Dalam film dokumenter ini, romantisasi Kota Bandung tergambar pada kemegahan bangunan jalan layang Pasupati, yang beberapa bulan lalu diganti nama menjadi Jalan Prof. Mochtar Kusumaatmadja. Sisi muramnya, persis tedapat di bawahnya: RW 11 Tamansari, tempat proyek rumah deret Pemerintah Kota Bandung sampai hari ini masih berjalan.
Pemerhati kota Frans Prasetyo menyebut bahwa proyek pembangunan jalan layang Pasupati yang digulirka sejak 2004 telah menggusur banyak kampung, termasuk Pasar Balubur.

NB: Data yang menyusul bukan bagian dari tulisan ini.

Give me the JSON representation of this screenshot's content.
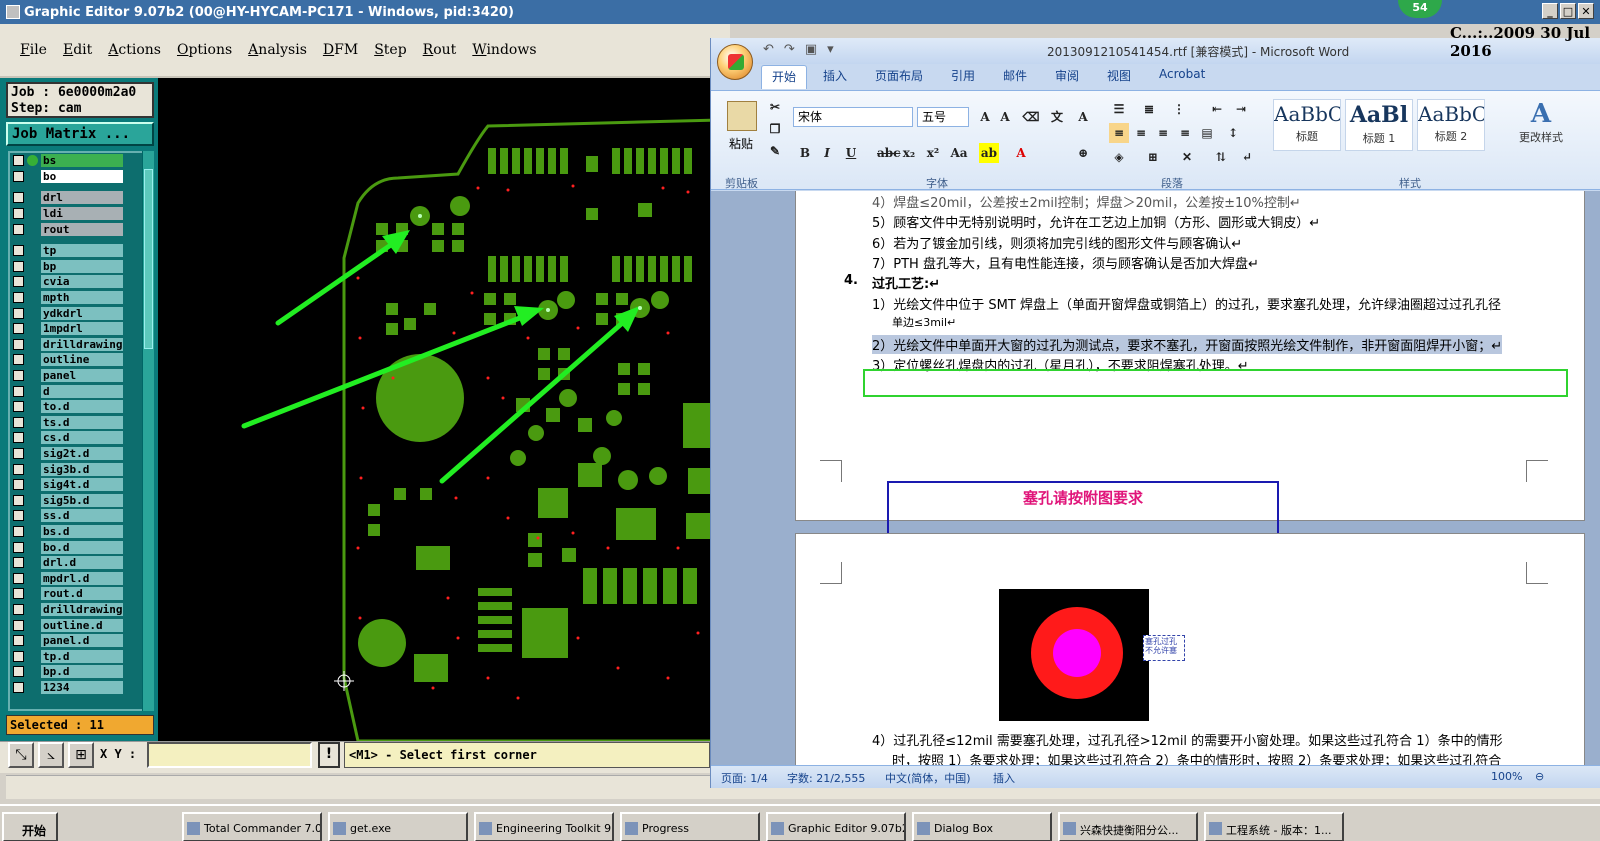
{
  "graphic_editor": {
    "title": "Graphic Editor 9.07b2 (00@HY-HYCAM-PC171 - Windows, pid:3420)",
    "menu": [
      "File",
      "Edit",
      "Actions",
      "Options",
      "Analysis",
      "DFM",
      "Step",
      "Rout",
      "Windows"
    ],
    "job_line": "Job : 6e0000m2a0",
    "step_line": "Step: cam",
    "job_matrix_button": "Job Matrix ...",
    "layers_group1": [
      "bs",
      "bo"
    ],
    "layers_group2": [
      "drl",
      "ldi",
      "rout"
    ],
    "layers_group3": [
      "tp",
      "bp",
      "cvia",
      "mpth",
      "ydkdrl",
      "1mpdrl",
      "drilldrawing",
      "outline",
      "panel",
      "d",
      "to.d",
      "ts.d",
      "cs.d",
      "sig2t.d",
      "sig3b.d",
      "sig4t.d",
      "sig5b.d",
      "ss.d",
      "bs.d",
      "bo.d",
      "drl.d",
      "mpdrl.d",
      "rout.d",
      "drilldrawing",
      "outline.d",
      "panel.d",
      "tp.d",
      "bp.d",
      "1234"
    ],
    "selected_status": "Selected : 11",
    "xy_label": "X Y :",
    "xy_value": "",
    "warn_button": "!",
    "prompt": "<M1> - Select first corner",
    "colors": {
      "canvas": "#000000",
      "copper": "#4a9a10",
      "arrow": "#22ee22",
      "drill": "#ff2020"
    }
  },
  "badge": "54",
  "corner_text": "C...:..2009 30 Jul 2016",
  "word": {
    "title": "2013091210541454.rtf [兼容模式] - Microsoft Word",
    "tabs": [
      "开始",
      "插入",
      "页面布局",
      "引用",
      "邮件",
      "审阅",
      "视图",
      "Acrobat"
    ],
    "ribbon": {
      "paste": "粘贴",
      "clipboard": "剪贴板",
      "font_name": "宋体",
      "font_size": "五号",
      "font_group": "字体",
      "paragraph_group": "段落",
      "styles_group": "样式",
      "styles": [
        {
          "preview": "AaBbC",
          "name": "标题"
        },
        {
          "preview": "AaBl",
          "name": "标题 1"
        },
        {
          "preview": "AaBbC",
          "name": "标题 2"
        }
      ],
      "change_styles": "更改样式"
    },
    "doc_lines": [
      "4）焊盘≤20mil，公差按±2mil控制；焊盘＞20mil，公差按±10%控制↵",
      "5）顾客文件中无特别说明时，允许在工艺边上加铜（方形、圆形或大铜皮）↵",
      "6）若为了镀金加引线，则须将加完引线的图形文件与顾客确认↵",
      "7）PTH 盘孔等大，且有电性能连接，须与顾客确认是否加大焊盘↵",
      "过孔工艺:↵",
      "1）光绘文件中位于 SMT 焊盘上（单面开窗焊盘或铜箔上）的过孔，要求塞孔处理，允许绿油圈超过过孔孔径",
      "单边≤3mil↵",
      "2）光绘文件中单面开大窗的过孔为测试点，要求不塞孔，开窗面按照光绘文件制作，非开窗面阻焊开小窗；↵",
      "3）定位螺丝孔焊盘内的过孔（星月孔），不要求阻焊塞孔处理。↵",
      "4）过孔孔径≤12mil 需要塞孔处理，过孔孔径>12mil 的需要开小窗处理。如果这些过孔符合 1）条中的情形",
      "时，按照 1）条要求处理；如果这些过孔符合 2）条中的情形时，按照 2）条要求处理；如果这些过孔符合"
    ],
    "section_number": "4.",
    "box_text": "塞孔请按附图要求",
    "image_note": "塞孔过孔 不允许塞",
    "status": {
      "page": "页面: 1/4",
      "words": "字数: 21/2,555",
      "lang": "中文(简体，中国)",
      "mode": "插入",
      "zoom": "100%"
    }
  },
  "taskbar": {
    "start": "开始",
    "tasks": [
      "Total Commander 7.0...",
      "get.exe",
      "Engineering Toolkit 9...",
      "Progress",
      "Graphic Editor 9.07b2...",
      "Dialog Box",
      "兴森快捷衡阳分公...",
      "工程系统 - 版本：1..."
    ]
  }
}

Bangunan ini juga menutup aliran sungai.
“Jadi anda bisa bayangkan, Cikapayang tadinya ada, jembatan dari Jalan Dago menuju gerbang itu ada sungai di bawahnya sebelum menjadi Flyover," ungkap Frans.
Pola pembangunan yang merampas ruang terbuka hijau (RTH) ini sayangnya, menurut Frans, terus berlanjut. Pelenyapan kampung RW 11 Tamansari demi rumah deret adalah bukti nyata. Ia kini khawatir, tren serupa akan terus bergulir di tahun-tahun mendatang. Wilayah Tamansari yang membentang hingga jalan Wastukancana akan hilang.
"Ke depan saya bisa prediksi Tamansari akan habis sampai Wastukencana dengan dalih penyediaan ruang terbuka hijau, revitalisasi sungai Cikapundung," ucap Frans.
Meski kampung RW 11 Tamansari saat ini telah lenyap, Frans memberikan apresiasi untuk setiap upaya dan aksi perlawanan sejak tahun 2017 hingga lenyapnya rumah terakhir milik Eva Eryani pada 18 Oktober 2023 kemarin. Banyak cara ditempuh warga untuk memperjuangkan haknya, mulai dari sidang di pengadilan, unjuk rasa di jala, hingga pelaporan ke Ombudsman dan Komnas HAM.
Frans juga merujuk pentingnya kerja pendokumentasian dan pengarsipan yang dilakukan oleh banyak pihak. Mulai dari peliputan media, pembuatan buku dan pameran foto, hingga produksi film dokumenter. Per hari ini sedikitnya sudah ada tiga film tentang Tamansari.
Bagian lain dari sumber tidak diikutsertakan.